Monday, May 5, 2008

Cheesy Delight!

Getting food on the table is easy for me. I walk into a restaurant, pick up the waiting take-out order and put it on the dining table. Some people prefer a more circuitous method called cooking. I strongly maintain that if all humans are meant to cook, we would have evolved with a spatula for a hand. In any case, I have recently been asked to produce macaroni and cheese by my daughter, not by the normal process of getting it from a restaurant but by the infinitely complex process called cooking.

What happened was, my over-ambitous 8 year old daughter promised mac-n-cheese to her friends over evening snacks one day and I was volunteered to fulfill the said promise! In her words, “Mac and cheese is easy. Boil milk. Pour macaroni. Add cheese and serve.” Simple it is! but for some reason, she insisted on me calling her friend's mother. When I didn't oblige, she called her favourite Reena aunty and got the recipe written. For resons best known to her and her Reena aunty, she actually called me up repeated and the recipe atleast 20 times!
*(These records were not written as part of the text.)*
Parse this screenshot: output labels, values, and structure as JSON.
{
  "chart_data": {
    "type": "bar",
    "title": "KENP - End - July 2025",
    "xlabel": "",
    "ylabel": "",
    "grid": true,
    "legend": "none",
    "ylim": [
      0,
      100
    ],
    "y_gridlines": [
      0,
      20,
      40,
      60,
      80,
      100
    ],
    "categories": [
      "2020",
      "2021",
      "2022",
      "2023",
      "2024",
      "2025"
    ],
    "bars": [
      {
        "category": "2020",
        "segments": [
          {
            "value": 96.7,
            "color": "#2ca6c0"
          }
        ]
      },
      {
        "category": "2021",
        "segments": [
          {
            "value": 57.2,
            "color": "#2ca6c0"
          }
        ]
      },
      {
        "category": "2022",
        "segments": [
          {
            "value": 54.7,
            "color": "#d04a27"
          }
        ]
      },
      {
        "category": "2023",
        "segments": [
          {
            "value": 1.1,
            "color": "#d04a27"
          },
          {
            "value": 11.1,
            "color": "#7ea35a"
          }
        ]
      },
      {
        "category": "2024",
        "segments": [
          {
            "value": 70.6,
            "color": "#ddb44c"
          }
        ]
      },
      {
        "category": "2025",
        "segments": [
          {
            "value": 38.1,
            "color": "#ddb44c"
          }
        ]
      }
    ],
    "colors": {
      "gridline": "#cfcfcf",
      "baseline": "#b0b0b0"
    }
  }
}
The dish may sound simple but the recipe was not. My theory is that when a process involves heating milk to its boiling point, using hot burners and tongs, it should be classified as a chemical experiment rather than a process to produce something edible. Perhaps I should have started with a simpler dish. But as the old adage goes, all’s well that ends well. My cooking certainly ended well and the kids were well-fed and well-nourished.

When Reena came to my place later in the evening (she is my neighbour, after all), I was ready to accept the profusion of encomiums that were in order for the extraordinary job I performed. But no! No accolades. No words of praise. Not even a small gift of appreciation. (Am sure she was jealous!!!)

All she did was look at the dish in which I produced my magnum opus and raise an eyebrow. I waited for the other eyebrow to follow suit but it didn’t. That was not a good sign.

She: (Suspiciously) Why is there ketchup in mac and cheese?

She was in dire need of enlightenment.
Me: When food has a smoky flavor, you nuke it with ketchup

She: It must have tasted awful!

Me: On the contrary, the kids just loved it. (vigorous head-nodding approval from the kids)

She: (Growing more suspicious) Why did the mac-and-cheese have a smoky flavor?

I continued to enlighten her.
Me: Food assumes a smoky flavor when it is burnt

She: You burned MAC-AND-CHEESE? How could anyone burn Mac and cheese! It’s the simplest thing in the world to make!

I would argue with the choice of the word “simple” but it was not the best time for the dissertation of my chemical experiment theory.
Me: It’s not my fault. It’s my daughter's fault.

She: How so?

Me: See, after I put the macaroni in boiling milk, I needed to wait a few minutes for it to cook. So I told Millie (my daughter) to watch it while I cleaned the broken glass in the kids room (thanks to your wicked son! Ofcourse this I couldnot tell Reena). Apparently in her vocabulary, “cooked” means “general texture of bituminous coal”

She: YOU LEFT A 8 YEAR OLD AT THE STOVE!?

Me: I know, she completely blew it. In retrospect I should have watched the pot while she did the cleaning. But hindsight is 20/20.

She couldn’t speak for a few minutes probably mulling over the cogency of my argument.
She: (Resignedly) So the kids ate that charred glob.

Me: Why would I do that? I extracted all matter of certain color and brittleness and disposed it carefully in the trash. Then I doubled the cheese portion to compensate for the lost macaroni.

She: Let me get this straight, the kids basically ate a ball of cheese with ketchup.

Me: Ah, Reena! You make it sound so unappetizing!!!